Café au Lait
Hiruk-pikuk luar Starbucks benar-benar tak mengganggu konsentrasi Nabiru. Keadaan emosi yang turun naik (dinaik dan diturunkan keadaan maksudnya), benar-benar membuat telinganya menjadi kebal terhadap keadaan sekitar.
Nabiru membisu, tatapannya kosong namun penuh konsentrasi. Macbook di depan matanya memang menari-menari, namun isi kepala, terlebih isi hatinya entah berkelana kemana-mana. Angkasa, seseorang yang selalu membuatnya begitu sabar untuk menunggu. Seseorang yang selalu bisa membuatnya berkorban untuk apa pun.
"Maafkan Aku Biru, kita jangan telponan dulu ya" ucap Angkasa dalam pesan tersebut.
Singkat, namun dampaknya begitu berkepanjangan.
Nabiru menunduk. Jika boleh berbaring, mungkin dia akan berbaring di dalam kedai tersebut. Angkasa, sesuai namanya, benar-benar sulit dijangkau. Angkasa, orang yang sebenarnya bisa dianggap egois. Namun Nabiru selalu berusaha sabar, terutama menerima keadaan bahwa dia memang dihubungi jika hanya perlu saja.
Air matanya ingin mentes, namun kembali ditariknya dengan kencang agar air itu tak berubah menjadi air mata. Starbucks terlalu banyak orang untuk bisa menyaksikan konser sendu tunggal seorang Nabiru.
"Hei, are you okay?" ucap seorang pria bule berbola mata hijau
"Hai, Oui, I am fine, Merci!" balasnya dengan campuran bahasa Inggris dan Prancis
"Sure?" pria itu kembali menegaskan
"Oui, bien sûr" ucapnya sekali lagi, kali ini dengan logat Prancis yang sangat kental
"Ok! But this?" jawab pria itu sambil menunjuk tumblr Starbucks yang tumpah di samping Nabiru.
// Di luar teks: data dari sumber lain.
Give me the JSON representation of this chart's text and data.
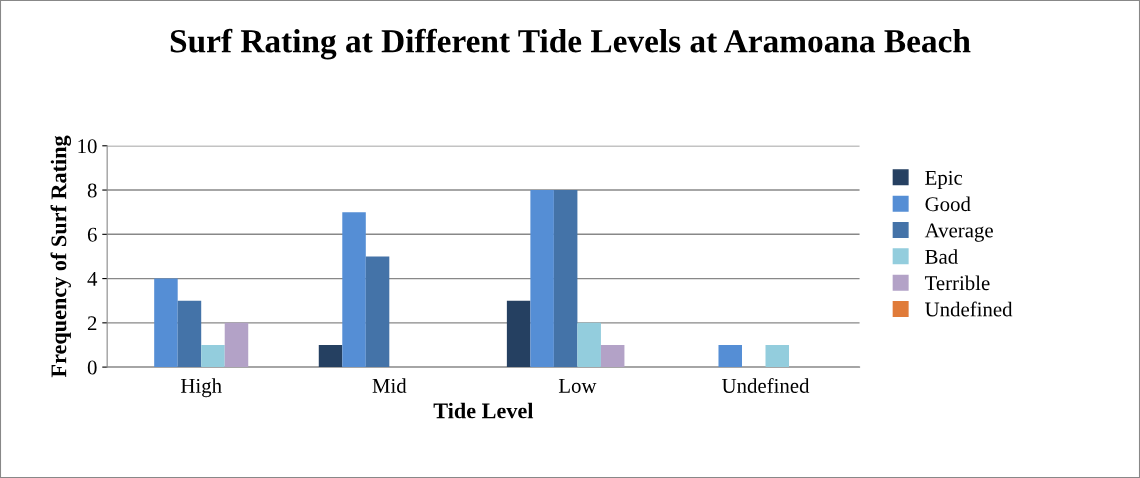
{
  "chart_data": {
    "type": "bar",
    "title": "Surf Rating at Different Tide Levels at Aramoana Beach",
    "xlabel": "Tide Level",
    "ylabel": "Frequency of Surf Rating",
    "categories": [
      "High",
      "Mid",
      "Low",
      "Undefined"
    ],
    "series": [
      {
        "name": "Epic",
        "color": "#254061",
        "values": [
          0,
          1,
          3,
          0
        ]
      },
      {
        "name": "Good",
        "color": "#558ed5",
        "values": [
          4,
          7,
          8,
          1
        ]
      },
      {
        "name": "Average",
        "color": "#4473a8",
        "values": [
          3,
          5,
          8,
          0
        ]
      },
      {
        "name": "Bad",
        "color": "#93cddd",
        "values": [
          1,
          0,
          2,
          1
        ]
      },
      {
        "name": "Terrible",
        "color": "#b3a2c7",
        "values": [
          2,
          0,
          1,
          0
        ]
      },
      {
        "name": "Undefined",
        "color": "#e07b39",
        "values": [
          0,
          0,
          0,
          0
        ]
      }
    ],
    "ylim": [
      0,
      10
    ],
    "yticks": [
      0,
      2,
      4,
      6,
      8,
      10
    ],
    "grid": "y",
    "legend": "right"
  }
}
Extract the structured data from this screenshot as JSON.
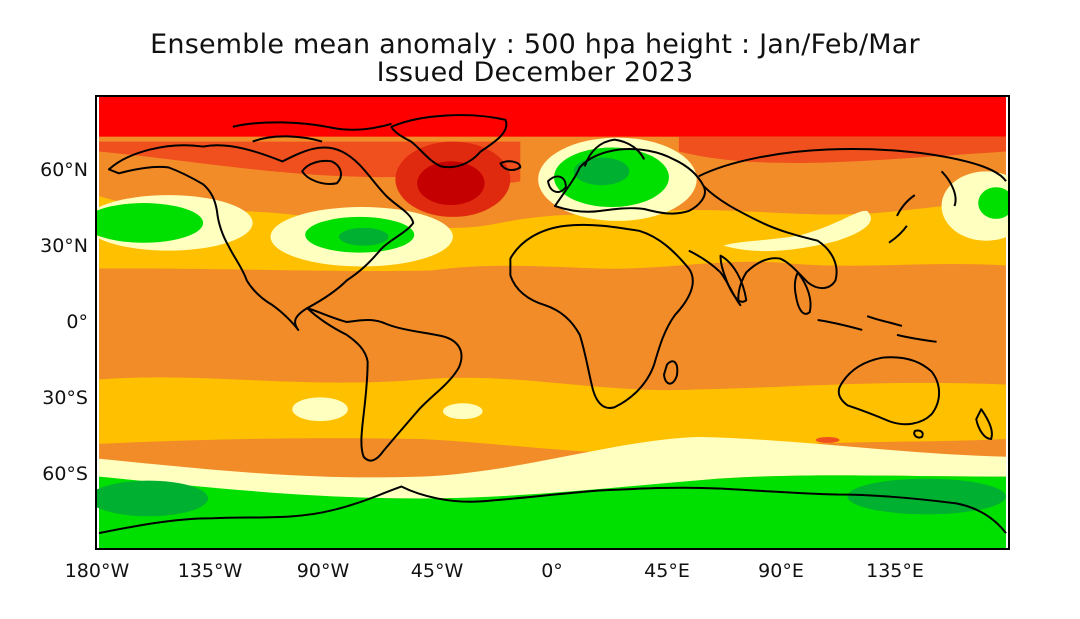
{
  "title_line1": "Ensemble mean anomaly : 500 hpa height : Jan/Feb/Mar",
  "title_line2": "Issued December 2023",
  "axes": {
    "y_ticks": [
      "60°N",
      "30°N",
      "0°",
      "30°S",
      "60°S"
    ],
    "x_ticks": [
      "180°W",
      "135°W",
      "90°W",
      "45°W",
      "0°",
      "45°E",
      "90°E",
      "135°E"
    ]
  },
  "map": {
    "projection": "equirectangular",
    "lon_range": [
      -180,
      180
    ],
    "lat_range": [
      -90,
      90
    ],
    "colors": {
      "strong_positive": "#ff0000",
      "deep_red": "#c40000",
      "positive_high": "#f0501e",
      "positive": "#f28c28",
      "weak_positive": "#ffc000",
      "near_zero": "#ffffc0",
      "negative": "#00e000",
      "strong_negative": "#00b030",
      "coastline": "#000000"
    }
  }
}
Ah astaga! Air minum dari tumblr itu ternyata sudah jatuh sejak beberapa menit lalu, namun Nabiru sama sekali tak menyadarinya. Bahkan sekarang isinya sudah kosong melompong, hanya tersisa tetesan saja. Konsentrasinya benar-benar telah berantakan.
Nabiru terlalu fokus dengan layar, namun lupa memerhatikan sekitarnya. Dia bisa saja bilang "I am fine", tapi sekitarnya? sama sekali "not really fine", dan orang-orang sekitar pun bahkan menyadarinya. Dia tak bisa mengelak lagi. Rautan wajah dan gerakan badannya sama sekali mudah ditebak oleh orang lain, atau mungkin pria yang satu ini saja yang terlalu peka dan sensitif terhadap orang lain. Entahlah, yang jelas pada saat itu Nabiru sedang dalam keadaan tidak baik-baik saja.
*
Siang hari itu benar-benar menyengat. Kertas yang ditaruh secara asal pun mungkin bisa melepuh. Entahlah, Prancis memang serba tak stabil jika masalah cuaca. Saat dingin kedinginan, saat panas kepanasan. Indonesia memang juara jika masalah cuaca.
Nabiru menatap awan biru di langit dengan saksama. Seringkali ia menghayal, bagaimana jika seandainya dia menjelma saja menjadi awan. Agar Ia bisa terbang bebas kemana saja dia harus pergi, tanpa harus tersiksa dengan memikirkan suara hati.
"Bpppbpp..."
"Bppp... Bppp..." ponsel Nabiru bergetar. Seolah-olah meminta diri untuk segera diangkat.
"bppp...bpp..." getaran ponsel itu seolah mendesat, ayolah segara angkat. Sayangnya, Nabiru tampak begitu tak berselera mendengar suara dibalik nama itu.
"Tuttt...." kali ini pesan iMessage masuk.
"Nabiru, Aku rindu kamu :') " singkat dan jelas.
"Fuck!" balas Nabiru dalam hati.
Sebenarnya dirinya juga inging menulis dan mengirimkan pesan itu agar dapat dibaca langsung oleh Angkasa, namun dia juga sudah paham bahwa itu tak dewasa. Nanti jika itu terlanjur terkirim, akan ada rasa sesal yang datang menghampiri. Jadi memang lebih baik menahan perasaan saja. Diendapkan sampai membeku. Pokoknya jangan menulis apa pun di saat lagi marah atau hati sedang tak stabil.
Entahlah, kata rindu atau pun kangen sudah tak berarti apa-apa lagi buat Nabiru. Baginya, itu hanyalah kata tak bermakna. Dia muak dengan kata-kata itu. Benar-benar sudah muak.